Décamérez ! Cœur mangé : triangle (j24)

Du néologisme verbal décamérer : « sortir de sa chambre en restant confiné ». Vingt-quatrième jour de confinement : « intérieur nuit/extérieur jour ».

« Comme on courbe la branche feuillue
Pour cueillir la plus belle fleur,
J’ai saisi sur un plant touffu
Par dessus toutes la meilleure.
Dieu même la créa sans erreur
Et il lui transmit sa beauté,
Et décida qu’humilité
S’accorderait à sa valeur. »

Guilhem de Cabestanh, chanson.

Décamérez ! Cœur mangé : triangle, ou intérieur nuit/extérieur jour (j24)

© Gallica/BnF

Deux Guillaume, en Provence : Roussillon et Cabestanh. Deux amis, l’un et l’autre célébrés pour leurs exploits guerriers. Ils étaient compagnons d’armes et leurs châteaux étaient voisins : ils prenaient plaisir à porter les mêmes couleurs quand ils se rendaient aux tournois, et ils étaient inséparables.

Comme il arrive, Cabestanh tomba amoureux de la femme de son ami. Ils eurent une liaison. Roussillon savait : il ne dit rien et cacha que son (ses) amour(s) s’était changé(s) en aversion profonde. Il avait juré vengeance – dédoublée. 3 = 1.

L’annonce d’un tournoi lui en donna l’occasion : Roussillon invita Cabestanh chez lui pour se préparer, et partir ensemble. Armé de pied en cap, il monte à cheval et se met en embuscade dans un bois, sur le chemin du château. Il voit Cabestanh arriver de loin. Roussillon, la lance à l’horizontale, se précipite au galop sur lui et transperce le corps de son visiteur, qui tombe mort, empalé. Et d’un.

« Voilà comment on plante un ami traître ! »

Roussillon descend de cheval, couteau à la main. Il s’approche du mort, lui découpe le corps, lui arrache le cœur. Il l’enveloppe dans une banderole de lance, et reprend le chemin du château. Satisfait, pour moitié.

Il arrive à la nuit tombée. Sa femme attendait les deux hommes. Voyant Guillaume revenir sans Guillaume, elle s’étonne : on l’attendait pour le dîner ! Empêchement : il serait là plus tard – demain. Puis Roussillon se rendit en cuisines. Il présenta le cœur – un cœur de sanglier – à son chef cuisinier : « Prépare-le de la manière la plus délicate possible – un merveilleux hachis.

Tu le feras servir dans un beau plat d’argent. »

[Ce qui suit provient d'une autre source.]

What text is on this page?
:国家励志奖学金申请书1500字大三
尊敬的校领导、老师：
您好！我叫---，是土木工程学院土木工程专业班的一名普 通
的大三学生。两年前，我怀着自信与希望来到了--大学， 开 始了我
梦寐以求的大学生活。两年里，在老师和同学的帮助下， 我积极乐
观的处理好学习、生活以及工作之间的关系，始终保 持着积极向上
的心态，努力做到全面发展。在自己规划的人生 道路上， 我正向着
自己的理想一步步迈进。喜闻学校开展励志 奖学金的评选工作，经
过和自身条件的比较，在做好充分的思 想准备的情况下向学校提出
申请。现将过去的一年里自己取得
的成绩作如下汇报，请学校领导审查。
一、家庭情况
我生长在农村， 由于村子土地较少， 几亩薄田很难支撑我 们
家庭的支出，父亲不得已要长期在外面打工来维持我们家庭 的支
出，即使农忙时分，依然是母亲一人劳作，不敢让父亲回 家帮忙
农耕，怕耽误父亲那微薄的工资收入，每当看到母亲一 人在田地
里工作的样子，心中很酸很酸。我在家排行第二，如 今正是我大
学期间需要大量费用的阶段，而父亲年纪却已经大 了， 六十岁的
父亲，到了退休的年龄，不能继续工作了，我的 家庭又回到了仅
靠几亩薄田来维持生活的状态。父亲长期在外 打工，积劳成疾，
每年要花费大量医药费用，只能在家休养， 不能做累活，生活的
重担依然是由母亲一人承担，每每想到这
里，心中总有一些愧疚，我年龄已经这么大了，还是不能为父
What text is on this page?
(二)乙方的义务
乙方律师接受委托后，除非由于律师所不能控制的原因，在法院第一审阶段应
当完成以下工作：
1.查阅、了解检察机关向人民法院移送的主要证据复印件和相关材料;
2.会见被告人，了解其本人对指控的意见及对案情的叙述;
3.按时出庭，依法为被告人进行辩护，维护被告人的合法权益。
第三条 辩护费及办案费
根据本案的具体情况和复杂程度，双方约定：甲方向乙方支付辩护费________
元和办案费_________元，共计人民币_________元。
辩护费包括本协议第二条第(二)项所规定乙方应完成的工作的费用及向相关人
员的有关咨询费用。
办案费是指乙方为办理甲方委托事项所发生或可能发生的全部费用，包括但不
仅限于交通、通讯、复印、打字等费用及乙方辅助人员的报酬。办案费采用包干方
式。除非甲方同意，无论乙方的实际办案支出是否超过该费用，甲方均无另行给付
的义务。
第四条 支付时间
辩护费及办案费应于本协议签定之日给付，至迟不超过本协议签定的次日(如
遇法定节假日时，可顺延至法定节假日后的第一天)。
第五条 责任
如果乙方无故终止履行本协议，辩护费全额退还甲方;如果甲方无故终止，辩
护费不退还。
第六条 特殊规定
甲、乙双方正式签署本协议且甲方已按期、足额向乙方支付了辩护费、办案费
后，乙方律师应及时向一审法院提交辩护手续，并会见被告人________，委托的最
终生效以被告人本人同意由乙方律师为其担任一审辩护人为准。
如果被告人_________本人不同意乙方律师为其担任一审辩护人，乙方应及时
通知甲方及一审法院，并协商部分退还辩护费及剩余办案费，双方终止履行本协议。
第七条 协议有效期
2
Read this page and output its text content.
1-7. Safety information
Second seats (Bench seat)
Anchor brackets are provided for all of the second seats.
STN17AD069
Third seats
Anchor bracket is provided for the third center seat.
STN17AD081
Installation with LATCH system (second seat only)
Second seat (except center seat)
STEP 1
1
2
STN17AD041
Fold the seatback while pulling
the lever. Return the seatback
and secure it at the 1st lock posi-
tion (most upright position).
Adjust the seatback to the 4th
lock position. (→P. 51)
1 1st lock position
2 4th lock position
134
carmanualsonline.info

C’était l’heure du dîner : on se mit à table. L’idée du crime qu’il venait de commettre rendait Guillaume rêveur et lui coupait l’appétit. Il ne mangeait rien, ne toucha pas au plat de résistance. La dame, qui le trouvait délicieux, le mangea en entier. 1 = 2.

Décamérez ! Cœur mangé : triangle, ou intérieur nuit/extérieur jour (j24)

« Suprématisme (triangle bleu et rectangle noir) », de Kasimir Malevitch (1915)

Comment avait-elle trouvé ce plat ? – Délicieux ! – Il n’était pas surpris.

« Il n’est guère étonnant de trouver très bon mort ce qui plaît tant vivant… »

Long silence.

« À Dieu ne plaise qu’après avoir mangé d’une viande aussi précieuse, je sois tentée de la mêler à d’autres. » Elle aurait communié avec ce cœur, comme avec une hostie. « C’est mon dernier repas. »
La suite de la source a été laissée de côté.